Actually, the measured miss ratio is usually about 50% (hit rate of
50+%), which is quite realistic. Offered hit ratio is about 55%. Byte
hit ratio is lower. Not sure where you got 99 or 80% numbers. See
cache-off results for true values.

> That's kind of evil; but at least it's a level playing field, and
> we can make a FreeBSD-specific patch for SQUID to get better numbers
> for FreeBSD.  8-) 8-).

I would not encourage you to cheat, even if there is a way. I would
recommend that you suggest ways to improve the benchmark instead.
Chances are, Polygraph can already do what you want.

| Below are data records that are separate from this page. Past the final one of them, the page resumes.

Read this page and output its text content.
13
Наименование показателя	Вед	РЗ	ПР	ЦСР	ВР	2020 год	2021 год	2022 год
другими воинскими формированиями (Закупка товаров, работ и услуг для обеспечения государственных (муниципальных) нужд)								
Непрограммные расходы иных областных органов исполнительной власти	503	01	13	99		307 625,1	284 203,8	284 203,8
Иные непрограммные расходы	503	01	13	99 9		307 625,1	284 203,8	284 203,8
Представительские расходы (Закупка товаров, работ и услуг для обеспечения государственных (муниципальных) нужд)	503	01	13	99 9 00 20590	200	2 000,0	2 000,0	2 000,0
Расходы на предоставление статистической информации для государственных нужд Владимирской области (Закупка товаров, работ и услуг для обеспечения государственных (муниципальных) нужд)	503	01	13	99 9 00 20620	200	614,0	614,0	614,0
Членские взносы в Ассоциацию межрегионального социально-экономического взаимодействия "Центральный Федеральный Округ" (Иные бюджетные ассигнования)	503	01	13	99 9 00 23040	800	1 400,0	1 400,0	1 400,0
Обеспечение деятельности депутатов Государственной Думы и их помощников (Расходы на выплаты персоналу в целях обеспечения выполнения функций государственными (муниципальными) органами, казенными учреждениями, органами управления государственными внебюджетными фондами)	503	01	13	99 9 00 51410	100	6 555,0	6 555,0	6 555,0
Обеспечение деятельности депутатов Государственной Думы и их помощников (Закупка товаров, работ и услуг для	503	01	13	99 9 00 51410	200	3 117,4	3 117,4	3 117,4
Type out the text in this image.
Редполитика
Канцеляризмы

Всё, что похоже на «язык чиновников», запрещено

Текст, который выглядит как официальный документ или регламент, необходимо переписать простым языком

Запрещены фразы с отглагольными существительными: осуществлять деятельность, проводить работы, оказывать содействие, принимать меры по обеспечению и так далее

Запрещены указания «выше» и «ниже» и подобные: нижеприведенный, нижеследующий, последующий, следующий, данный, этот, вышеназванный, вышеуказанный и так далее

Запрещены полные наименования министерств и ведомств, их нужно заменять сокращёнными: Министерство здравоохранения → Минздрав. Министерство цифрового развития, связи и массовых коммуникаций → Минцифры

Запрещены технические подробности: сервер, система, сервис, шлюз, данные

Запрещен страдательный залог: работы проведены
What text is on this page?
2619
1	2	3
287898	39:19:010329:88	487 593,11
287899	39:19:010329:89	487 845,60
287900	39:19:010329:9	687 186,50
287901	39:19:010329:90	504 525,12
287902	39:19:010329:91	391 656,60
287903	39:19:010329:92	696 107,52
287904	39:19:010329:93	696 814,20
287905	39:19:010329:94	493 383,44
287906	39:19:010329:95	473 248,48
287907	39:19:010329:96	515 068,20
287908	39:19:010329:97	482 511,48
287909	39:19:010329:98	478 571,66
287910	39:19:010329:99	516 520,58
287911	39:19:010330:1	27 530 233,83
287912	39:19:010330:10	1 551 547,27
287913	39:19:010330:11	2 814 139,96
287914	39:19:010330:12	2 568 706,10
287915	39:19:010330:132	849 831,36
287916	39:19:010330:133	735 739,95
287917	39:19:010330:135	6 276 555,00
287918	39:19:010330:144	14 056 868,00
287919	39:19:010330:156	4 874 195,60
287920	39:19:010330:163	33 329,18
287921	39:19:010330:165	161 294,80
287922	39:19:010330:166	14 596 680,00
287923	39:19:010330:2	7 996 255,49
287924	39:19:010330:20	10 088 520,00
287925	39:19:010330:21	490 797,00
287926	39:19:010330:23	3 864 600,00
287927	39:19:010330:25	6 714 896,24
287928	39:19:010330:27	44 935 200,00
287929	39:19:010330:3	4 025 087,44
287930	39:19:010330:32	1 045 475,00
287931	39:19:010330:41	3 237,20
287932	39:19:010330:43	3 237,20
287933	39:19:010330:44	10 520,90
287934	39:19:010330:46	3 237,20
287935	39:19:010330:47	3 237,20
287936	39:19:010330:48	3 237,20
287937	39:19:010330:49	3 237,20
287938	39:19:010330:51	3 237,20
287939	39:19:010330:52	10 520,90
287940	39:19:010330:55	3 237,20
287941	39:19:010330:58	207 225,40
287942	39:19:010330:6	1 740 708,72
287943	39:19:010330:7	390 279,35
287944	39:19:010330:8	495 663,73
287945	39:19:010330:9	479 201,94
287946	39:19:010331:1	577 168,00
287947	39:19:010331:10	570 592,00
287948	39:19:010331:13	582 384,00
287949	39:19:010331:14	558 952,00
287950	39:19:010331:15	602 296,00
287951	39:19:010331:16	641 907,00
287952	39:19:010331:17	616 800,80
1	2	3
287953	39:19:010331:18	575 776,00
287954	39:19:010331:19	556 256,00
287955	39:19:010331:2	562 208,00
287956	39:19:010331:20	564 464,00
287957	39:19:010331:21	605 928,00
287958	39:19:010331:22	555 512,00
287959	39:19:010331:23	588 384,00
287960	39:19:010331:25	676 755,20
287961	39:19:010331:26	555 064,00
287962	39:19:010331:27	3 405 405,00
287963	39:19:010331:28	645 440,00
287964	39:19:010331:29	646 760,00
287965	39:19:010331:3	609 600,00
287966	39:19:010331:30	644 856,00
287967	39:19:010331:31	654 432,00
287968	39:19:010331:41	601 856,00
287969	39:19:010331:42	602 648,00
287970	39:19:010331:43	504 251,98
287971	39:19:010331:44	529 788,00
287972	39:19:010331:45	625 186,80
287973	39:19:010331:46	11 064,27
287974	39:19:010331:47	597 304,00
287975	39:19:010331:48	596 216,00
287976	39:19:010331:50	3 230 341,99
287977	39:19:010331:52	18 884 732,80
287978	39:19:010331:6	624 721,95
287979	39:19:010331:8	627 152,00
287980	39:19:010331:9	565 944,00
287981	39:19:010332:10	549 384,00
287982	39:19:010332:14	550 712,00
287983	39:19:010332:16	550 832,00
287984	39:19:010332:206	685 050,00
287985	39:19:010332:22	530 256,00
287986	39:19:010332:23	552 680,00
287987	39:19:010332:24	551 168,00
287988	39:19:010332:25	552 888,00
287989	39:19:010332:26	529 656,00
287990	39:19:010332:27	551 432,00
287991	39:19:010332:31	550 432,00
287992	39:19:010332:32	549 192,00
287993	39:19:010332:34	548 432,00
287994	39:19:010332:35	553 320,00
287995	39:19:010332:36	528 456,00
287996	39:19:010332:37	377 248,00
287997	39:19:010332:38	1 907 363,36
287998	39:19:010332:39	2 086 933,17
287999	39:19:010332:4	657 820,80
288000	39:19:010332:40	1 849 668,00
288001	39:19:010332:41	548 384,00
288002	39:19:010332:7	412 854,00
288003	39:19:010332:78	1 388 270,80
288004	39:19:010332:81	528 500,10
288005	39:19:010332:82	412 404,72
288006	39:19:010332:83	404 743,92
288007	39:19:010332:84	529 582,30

> > >   options MAXFILES=16384
> > >   options NMBCLUSTERS=32678
>
> These I understand, though I think they are on the low end.

We have never run out of related resources with these settings during
a valid test. Keep in mind that we have to keep the number of open
concurrent HTTP connections below 5-8K to get robust performance given
PolyMix burstiness and other factors.

> > >   options HZ=1000
>
> This one, I don't understand at all.  The web page says it's for faster
> dummynet processing.  But maybe this is an artifact of using NETISR.

This setting is a must-have if you use dummynet. We did not invent it,
it was suggested by the dummynet author himself, and it did solve
performance problems we experienced with s